Figure 3.Association between host gene expression and mycoplasma-mapped reads from single-cell RNA-seq. (A) Scatter plots of mycoplasma-mapped reads per million and host cell gene expression in single cell (DG-75) RNA-seq. Gene symbols are indicated in the upper right corner of the respective plots. P-values from the association test are indicated in the bottom left. (B) To assess the likelihood of obtaining significant genes by chance, the mycoplasma counts were permuted 1000 times. The analysis was repeated with each permutation. The expected number of significant genes is plotted in red. The observed number of significant genes is in black. Error bars are standard deviations.

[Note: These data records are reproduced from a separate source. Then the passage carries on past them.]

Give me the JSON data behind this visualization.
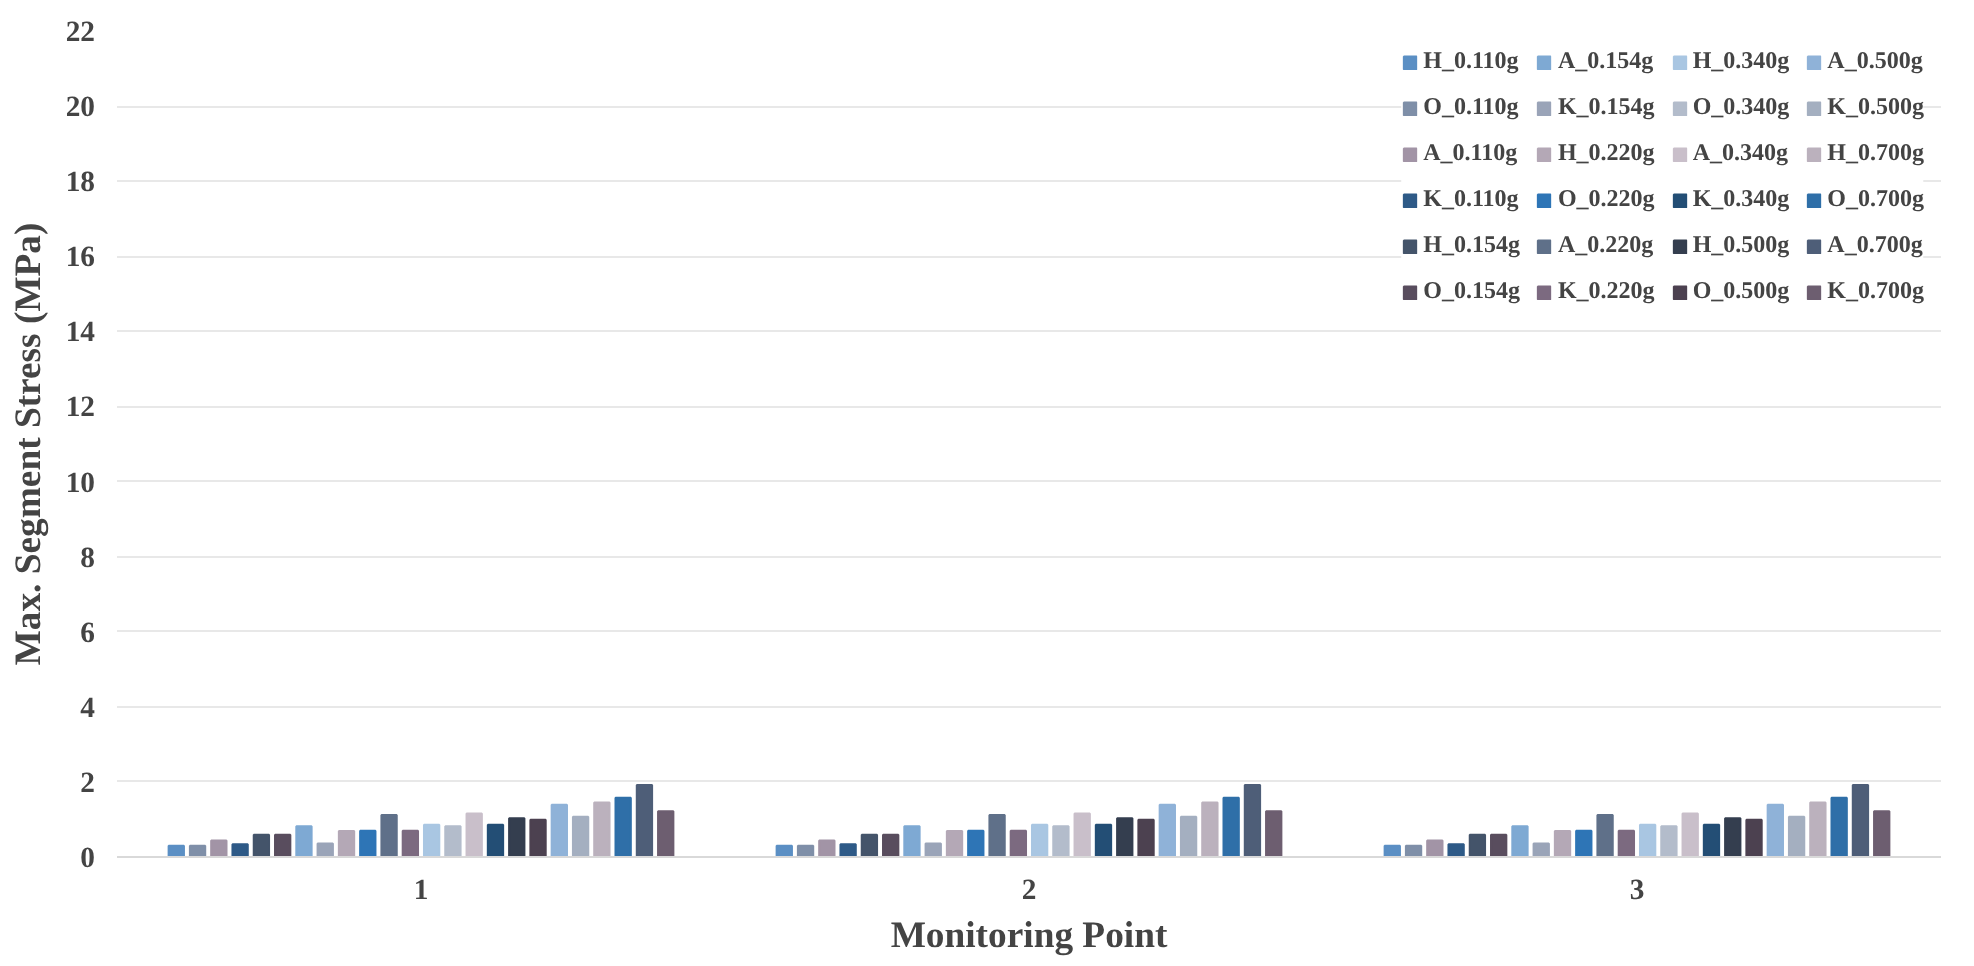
{
  "chart_data": {
    "type": "bar",
    "xlabel": "Monitoring Point",
    "ylabel": "Max. Segment Stress (MPa)",
    "categories": [
      "1",
      "2",
      "3"
    ],
    "ylim": [
      0,
      22
    ],
    "yticks": [
      0,
      2,
      4,
      6,
      8,
      10,
      12,
      14,
      16,
      18,
      20,
      22
    ],
    "grid": "y",
    "legend": "top right",
    "series": [
      {
        "name": "H_0.110g",
        "color": "#5b8fc4",
        "values": [
          0.3,
          0.3,
          0.3
        ]
      },
      {
        "name": "O_0.110g",
        "color": "#7f8fa8",
        "values": [
          0.3,
          0.3,
          0.3
        ]
      },
      {
        "name": "A_0.110g",
        "color": "#a294a6",
        "values": [
          0.44,
          0.44,
          0.44
        ]
      },
      {
        "name": "K_0.110g",
        "color": "#2e5a87",
        "values": [
          0.34,
          0.34,
          0.34
        ]
      },
      {
        "name": "H_0.154g",
        "color": "#44546a",
        "values": [
          0.59,
          0.59,
          0.59
        ]
      },
      {
        "name": "O_0.154g",
        "color": "#594d5e",
        "values": [
          0.59,
          0.59,
          0.59
        ]
      },
      {
        "name": "A_0.154g",
        "color": "#7ea9d3",
        "values": [
          0.82,
          0.82,
          0.82
        ]
      },
      {
        "name": "K_0.154g",
        "color": "#9aa4b8",
        "values": [
          0.36,
          0.36,
          0.36
        ]
      },
      {
        "name": "H_0.220g",
        "color": "#b4a8b6",
        "values": [
          0.69,
          0.69,
          0.69
        ]
      },
      {
        "name": "O_0.220g",
        "color": "#2e75b6",
        "values": [
          0.7,
          0.7,
          0.7
        ]
      },
      {
        "name": "A_0.220g",
        "color": "#5f7089",
        "values": [
          1.12,
          1.12,
          1.12
        ]
      },
      {
        "name": "K_0.220g",
        "color": "#7c6a80",
        "values": [
          0.7,
          0.7,
          0.7
        ]
      },
      {
        "name": "H_0.340g",
        "color": "#a9c6e2",
        "values": [
          0.86,
          0.86,
          0.86
        ]
      },
      {
        "name": "O_0.340g",
        "color": "#b3bccb",
        "values": [
          0.82,
          0.82,
          0.82
        ]
      },
      {
        "name": "A_0.340g",
        "color": "#c9bfca",
        "values": [
          1.16,
          1.16,
          1.16
        ]
      },
      {
        "name": "K_0.340g",
        "color": "#234e75",
        "values": [
          0.86,
          0.86,
          0.86
        ]
      },
      {
        "name": "H_0.500g",
        "color": "#343e4f",
        "values": [
          1.03,
          1.03,
          1.03
        ]
      },
      {
        "name": "O_0.500g",
        "color": "#4c4150",
        "values": [
          0.99,
          0.99,
          0.99
        ]
      },
      {
        "name": "A_0.500g",
        "color": "#8fb2d8",
        "values": [
          1.39,
          1.39,
          1.39
        ]
      },
      {
        "name": "K_0.500g",
        "color": "#a4afc0",
        "values": [
          1.07,
          1.07,
          1.07
        ]
      },
      {
        "name": "H_0.700g",
        "color": "#bbb1bd",
        "values": [
          1.45,
          1.45,
          1.45
        ]
      },
      {
        "name": "O_0.700g",
        "color": "#2f6fa8",
        "values": [
          1.58,
          1.58,
          1.58
        ]
      },
      {
        "name": "A_0.700g",
        "color": "#4e5e78",
        "values": [
          1.92,
          1.92,
          1.92
        ]
      },
      {
        "name": "K_0.700g",
        "color": "#6d5e70",
        "values": [
          1.22,
          1.22,
          1.22
        ]
      }
    ]
  }
}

Publication status of some of the most contaminated series
| GEO series ID | Mycoplasma-mapped RPM | Field of study | Journal | Year of publication | Citations |
|---|---|---|---|---|---|
| GSE25183 | 144 281 | Prostate cancer | Nat Biotechnol | 2011 | 271 |
| GSE30772 | 96 083 | Mitochondria biology | Cell | 2011 | 137 |
| GSE45982 | 84 759 | B-cell cancer | Cancer Cell | 2013 | 74 |
| GSE40948 | 66 905 | Embryonic stem cells, chromatin structure | Nat Struct Mol Biol | 2012 | 55 |
| GSE27823 | 51 752 | Enhancers, prostate cancer | Nature | 2011 | 269 |
| GSE49321 | 36 092 | Single cell RNA-seq method | Nature Methods | 2013 | 47 |
| GSE48159 | 34 902 | Estrogen receptor | NA | NA | N/A |
| GSE50429 | 34 179 | miRNAs, breast cancer | NA | NA | N/A |
| GSE24447 | 14 510 | Enhancers, developmental biology | Nature | 2011 | 580 |
| GSE45202 | 13 568 | Androgen signaling | Genes Dev | 2013 | 18 |
| GSE36695 | 12 312 | Stem cell biology | Stem Cells Transl Med | 2013 | 2 |
| GSE37003 | 10 200 | RNA modification | Nature | 2012 | 150 |
| GSE48514 | 10 095 | B-cell cancer | Proc Natl Acad Sci | 2012 | 4 |
| GSE43167 | 9234 | microRNA processing | Cell | 2013 | 40 |
| GSE16579 | 8641 | 3′UTR, cancer biology | Cell | 2009 | 560 |
| GSE40778 | 8629 | Exon junction complex | Nat Struct Mol Biol | 2012 | 35 |
| GSE15780 | 8291 | Cell survival and apoptosis | Nucleic Acids Res | 2011 | 12 |
| GSE25450 | 7180 | RNA polyadenylation | RNA | 2011 | 115 |
| GSE32340 | 6573 | Viral oncogenes, epigenomics | Genome Research | 2012 | 15 |
| GSE41292 | 6035 | microRNA processing | Cell | 2012 | 45 |
We looked up the publication information for the indicated series including the journal name, year of publication and the number of citations (according to Google Scholar). N/A denotes the study is not published. Field of study was obtained from analyzing the GEO descriptions and/or paper abstracts.